Resumo de Direito Administrativo - Deveres Administrativos

®     A doutrina enumera como alguns dos principais deveres impostos aos agentes administrativos pelo ordenamento jurídico:

Poder-Dever de Agir

            As competências administrativas, por serem conferidas visando ao atingimento de fins públicos, implicam ao mesmo tempo um poder para desempenhar as funções públicas e um dever de exercício das competências. Poder este que o agente não poder dispor.

Decorrências desse poder-dever:

®     Os poderes administrativos são irrenunciáveis, devendo ser obrigatoriamente exercidos pelos titulares.

®     A omissão do agente, diante de situação que exigem sua atuação, caracteriza abuso de poder, que poderá ensejar responsabilidade civil da administração pública.

 

Dever de Eficiência

            Traduz na necessidade de elevado padrão de qualidade na atividade administrativa, a imposição de que o administrador e os agentes públicos tenham sua atuação pautada pela celeridade, perfeição técnica, economicidade, coordenação, controle, entre outros atributos.

            Este dever, que também é princípio constitucional, é direcionado não só para a produtividade do servidor, mas também para o aperfeiçoamento de toda a máquina administrativa, por meio da criação de institutos e controles que permitam o aprimoramento e avaliação do desempenho de seus órgãos, entidades e agentes.

 

 

Dever de Probidade

            Este dever exige que o administrador público atue sempre com ética, honestidade e boa-fé, em consonância com o princípio da moralidade.

CF, Art. 85, V. São crimes de responsabilidade os atos do Presidente da República que atentem contra (...) a probidade na administração;

CF, Art. 37, §4º - Os atos de improbidade administrativa importarão a suspensão dos direitos políticos, a perda da função pública, a indisponibilidade dos bens e o ressarcimento ao erário, na forma e gradação previstas em lei, sem prejuízo da ação penal cabível.

 

Dever de Prestar Contas

            Decorre diretamente do princípio da indisponibilidade do interesse público, sendo inerente à função do administrador a gestão dos bens e interesses do provo.

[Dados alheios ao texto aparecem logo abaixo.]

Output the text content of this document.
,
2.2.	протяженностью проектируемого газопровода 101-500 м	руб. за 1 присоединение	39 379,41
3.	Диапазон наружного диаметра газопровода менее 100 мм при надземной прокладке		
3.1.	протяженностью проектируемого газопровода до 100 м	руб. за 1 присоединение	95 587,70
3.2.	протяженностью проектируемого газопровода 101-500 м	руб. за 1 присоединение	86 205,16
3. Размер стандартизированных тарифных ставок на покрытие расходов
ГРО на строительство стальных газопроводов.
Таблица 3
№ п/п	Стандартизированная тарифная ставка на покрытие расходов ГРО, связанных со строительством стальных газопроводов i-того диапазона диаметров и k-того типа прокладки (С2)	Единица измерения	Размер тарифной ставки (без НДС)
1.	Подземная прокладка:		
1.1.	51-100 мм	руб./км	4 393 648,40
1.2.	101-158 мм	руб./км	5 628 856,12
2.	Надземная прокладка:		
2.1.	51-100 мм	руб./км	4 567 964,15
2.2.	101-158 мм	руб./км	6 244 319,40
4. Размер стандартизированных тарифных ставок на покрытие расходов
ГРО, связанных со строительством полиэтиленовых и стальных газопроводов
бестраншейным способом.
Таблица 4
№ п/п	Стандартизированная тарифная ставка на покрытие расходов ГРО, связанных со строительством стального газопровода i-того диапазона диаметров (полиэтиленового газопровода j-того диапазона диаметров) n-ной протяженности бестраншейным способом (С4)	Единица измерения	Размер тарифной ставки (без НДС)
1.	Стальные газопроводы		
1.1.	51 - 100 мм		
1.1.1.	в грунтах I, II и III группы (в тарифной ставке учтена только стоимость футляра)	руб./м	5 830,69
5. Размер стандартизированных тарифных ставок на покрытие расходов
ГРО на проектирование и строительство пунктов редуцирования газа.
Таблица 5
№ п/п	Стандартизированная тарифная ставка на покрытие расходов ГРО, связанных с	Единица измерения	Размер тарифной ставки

            A regra é universal: quem gere dinheiro público ou administra bens e direitos da comunidade, deve contas ao órgão competente para a fiscalização.

CF, Art. 70, Parágrafo único -  Prestará contas qualquer pessoa física ou jurídica, pública ou privada, que utilize, arrecade, guarde, gerencie ou administre dinheiros, bens e valores públicos ou pelos quais a União responda, ou que, em nome desta, assuma obrigações de natureza pecuniária.